Pirates released the German vessel Hansa Stavanger and its 24-strong crew after being paid 2.7 million dollars. It was later escorted from the Somali coast by a European Union naval force, said Andrew Mwangura of the Kenya-based East African Seafarers' Assistance Programme.
"She is heading up north," he told AFP without specifying its destination.
The 20,000-tonne vessel was seized in April around 400 nautical miles from the Somali coast, between Kenya and the Seychelles.
In Berlin, German Foreign Minister Frank-Walter Steinmeier confirmed the release.
"I have learned with great relief that the crew of the Hansa Stavanger has been freed," Steinmeier said in a statement, which added that the crew members were well.
Earlier, hijackers freed a Malaysian tugboat with 11 sailors, ending the second longest hostage saga off the coast of Somalia, a maritime watchdog said.
The TB Masindra 7 and its attached Indonesian barge ADM1 had been operating under a contract from French oil giant Total when it was seized eight months ago on December 16, said Kenya-based Ecoterra International.
The tugboat crew was "all right, given the circumstances," said the statement adding that "a ransom was paid."
The tugboat and barge had been on their way back to Malaysia from Mukallah in Yemen when the vessels were boarded by pirates.
Mwangura said the crew were "safe and sound" after their ordeal and their ship was "now steaming out to safe waters."
He gave no details of the amount of the ransom.
The boat had been moved between pirate hideouts but lately had been held off Hobyo village in northern Somalia, Mwangura explained.
Small villages dotting the coast of Somalia's self-declared state of Puntland are the pirates' main bases.
Ecoterra said a lack of cooperation between the Malaysian and Indonesian ship owners meant the case dragged on for months.
Over long stretches the crew felt completely abandoned. One engine of the tugboat was damaged during the first night of the sea-jacking and provisionally repaired. Vessel, barge and crew therefore are approaching the nearest harbour for repairs and bunker," it said.
The eight-month hostage saga is the second longest ship seizure by the Somali criminal gangs. A Nigerian tugboat and its 11 crew were held for 10 months before their release in June.

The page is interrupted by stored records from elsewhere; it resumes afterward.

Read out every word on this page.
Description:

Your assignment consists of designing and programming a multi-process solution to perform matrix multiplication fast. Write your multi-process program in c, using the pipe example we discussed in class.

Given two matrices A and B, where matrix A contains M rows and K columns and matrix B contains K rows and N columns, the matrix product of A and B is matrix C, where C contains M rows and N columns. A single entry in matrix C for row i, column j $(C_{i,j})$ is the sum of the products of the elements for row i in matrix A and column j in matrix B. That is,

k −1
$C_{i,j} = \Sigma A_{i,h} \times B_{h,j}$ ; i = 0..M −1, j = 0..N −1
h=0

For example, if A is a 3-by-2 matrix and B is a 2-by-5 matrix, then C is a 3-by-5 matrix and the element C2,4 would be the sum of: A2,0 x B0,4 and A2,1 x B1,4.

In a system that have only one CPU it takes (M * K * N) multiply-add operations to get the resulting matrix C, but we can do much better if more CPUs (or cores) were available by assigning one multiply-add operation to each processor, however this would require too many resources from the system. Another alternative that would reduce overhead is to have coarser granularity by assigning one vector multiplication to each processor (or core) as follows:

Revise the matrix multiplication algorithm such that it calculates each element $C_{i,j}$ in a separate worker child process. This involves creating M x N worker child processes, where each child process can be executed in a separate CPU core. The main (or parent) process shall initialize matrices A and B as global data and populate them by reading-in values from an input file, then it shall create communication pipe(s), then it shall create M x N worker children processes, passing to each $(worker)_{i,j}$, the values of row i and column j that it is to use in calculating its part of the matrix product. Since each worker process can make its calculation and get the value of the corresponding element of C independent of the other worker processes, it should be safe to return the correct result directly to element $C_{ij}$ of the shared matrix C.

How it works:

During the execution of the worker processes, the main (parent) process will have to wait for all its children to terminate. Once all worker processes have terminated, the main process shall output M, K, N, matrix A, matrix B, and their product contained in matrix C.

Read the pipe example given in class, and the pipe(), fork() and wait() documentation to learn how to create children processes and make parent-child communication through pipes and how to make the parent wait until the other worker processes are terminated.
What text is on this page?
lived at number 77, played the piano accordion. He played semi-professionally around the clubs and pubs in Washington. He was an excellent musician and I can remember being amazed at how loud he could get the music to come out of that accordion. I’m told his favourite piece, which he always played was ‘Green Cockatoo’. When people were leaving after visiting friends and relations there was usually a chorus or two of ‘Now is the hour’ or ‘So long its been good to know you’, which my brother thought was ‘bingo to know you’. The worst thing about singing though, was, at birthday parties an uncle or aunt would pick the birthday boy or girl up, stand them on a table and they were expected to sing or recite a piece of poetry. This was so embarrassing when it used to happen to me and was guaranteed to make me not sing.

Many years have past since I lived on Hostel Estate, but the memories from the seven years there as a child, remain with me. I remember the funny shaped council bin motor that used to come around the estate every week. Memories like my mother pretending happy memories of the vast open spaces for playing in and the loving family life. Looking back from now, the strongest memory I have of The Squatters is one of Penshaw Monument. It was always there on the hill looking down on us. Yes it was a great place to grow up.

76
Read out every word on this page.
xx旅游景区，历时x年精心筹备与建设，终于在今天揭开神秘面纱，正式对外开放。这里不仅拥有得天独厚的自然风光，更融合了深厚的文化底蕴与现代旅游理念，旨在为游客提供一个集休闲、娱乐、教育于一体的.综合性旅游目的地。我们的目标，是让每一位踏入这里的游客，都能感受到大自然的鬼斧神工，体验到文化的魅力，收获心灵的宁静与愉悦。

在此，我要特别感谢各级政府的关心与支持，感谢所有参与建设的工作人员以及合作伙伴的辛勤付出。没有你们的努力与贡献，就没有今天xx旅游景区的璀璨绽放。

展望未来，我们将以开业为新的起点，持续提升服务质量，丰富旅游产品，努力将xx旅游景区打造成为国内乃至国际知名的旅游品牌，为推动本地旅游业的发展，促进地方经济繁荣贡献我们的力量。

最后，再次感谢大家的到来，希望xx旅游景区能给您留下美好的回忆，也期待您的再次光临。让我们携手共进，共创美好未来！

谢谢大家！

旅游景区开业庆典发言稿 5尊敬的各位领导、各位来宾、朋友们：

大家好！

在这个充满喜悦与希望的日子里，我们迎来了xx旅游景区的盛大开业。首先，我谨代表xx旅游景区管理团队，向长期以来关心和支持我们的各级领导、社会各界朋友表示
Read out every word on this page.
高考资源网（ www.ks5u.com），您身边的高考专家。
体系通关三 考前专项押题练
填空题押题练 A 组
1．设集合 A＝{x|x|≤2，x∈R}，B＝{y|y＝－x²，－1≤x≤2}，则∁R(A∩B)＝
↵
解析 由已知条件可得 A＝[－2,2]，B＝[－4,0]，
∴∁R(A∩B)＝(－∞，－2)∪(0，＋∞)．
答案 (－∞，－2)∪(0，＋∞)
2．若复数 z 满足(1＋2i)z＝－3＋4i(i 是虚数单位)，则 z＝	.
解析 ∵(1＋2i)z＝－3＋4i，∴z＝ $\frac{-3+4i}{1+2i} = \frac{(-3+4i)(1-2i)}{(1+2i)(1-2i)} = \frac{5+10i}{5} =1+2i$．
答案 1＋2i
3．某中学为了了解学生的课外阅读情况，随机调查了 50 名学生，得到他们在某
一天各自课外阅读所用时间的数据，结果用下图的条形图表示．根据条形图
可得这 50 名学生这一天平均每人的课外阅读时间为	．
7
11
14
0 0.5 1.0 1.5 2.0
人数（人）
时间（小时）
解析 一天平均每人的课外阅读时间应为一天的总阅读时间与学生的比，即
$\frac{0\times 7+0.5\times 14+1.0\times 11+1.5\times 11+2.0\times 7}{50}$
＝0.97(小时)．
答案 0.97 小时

Some 200 sailors and at least 11 ships are still being held in the region.
Somali pirates attacked more than 130 merchant ships last year, a rise of more than 200 percent over 2007, according to the International Maritime Bureau.
Rough seas and international navy patrols have curbed pirate attacks in the Gulf of Aden and Indian Ocean in recent weeks, but experts have warned that the end of the monsoon season could see a fresh flurry of hijackings over the next few weeks.
More than 30 ships from 16 nations, including NATO members and the European Union, are patrolling the waters off the Somali coast to try to ensure safe passage for ships heading to and from the Suez Canal.
Last month, a Turkish frigate operating with NATO forces intercepted a skiff in the Gulf of Aden and captured five pirates after a tip-off that they were preparing attacks, the Turkish general staff said in Ankara.
Gangs armed with rifles, rocket-launchers and grappling hooks attack their prey by launching small and nimble skiffs from larger ships, generally small cargo boats or fishing vessels they have previously hijacked.
Their most spectacular catch was the Saudi-owned supertanker Sirius Star captured late last year with its cargo of two million barrels of crude oil and freed after two months.
Meanwhile, two crew members from a Turkish cargo ship suffered bullet wounds when their vessel was attacked off Nigeria early Monday, Turkish media reported.
The Duden, which was transporting a cargo of rice, was attacked off Port Harcourt, the Anatolia news agency said. The cook and a steward suffered minor wounds to their arms.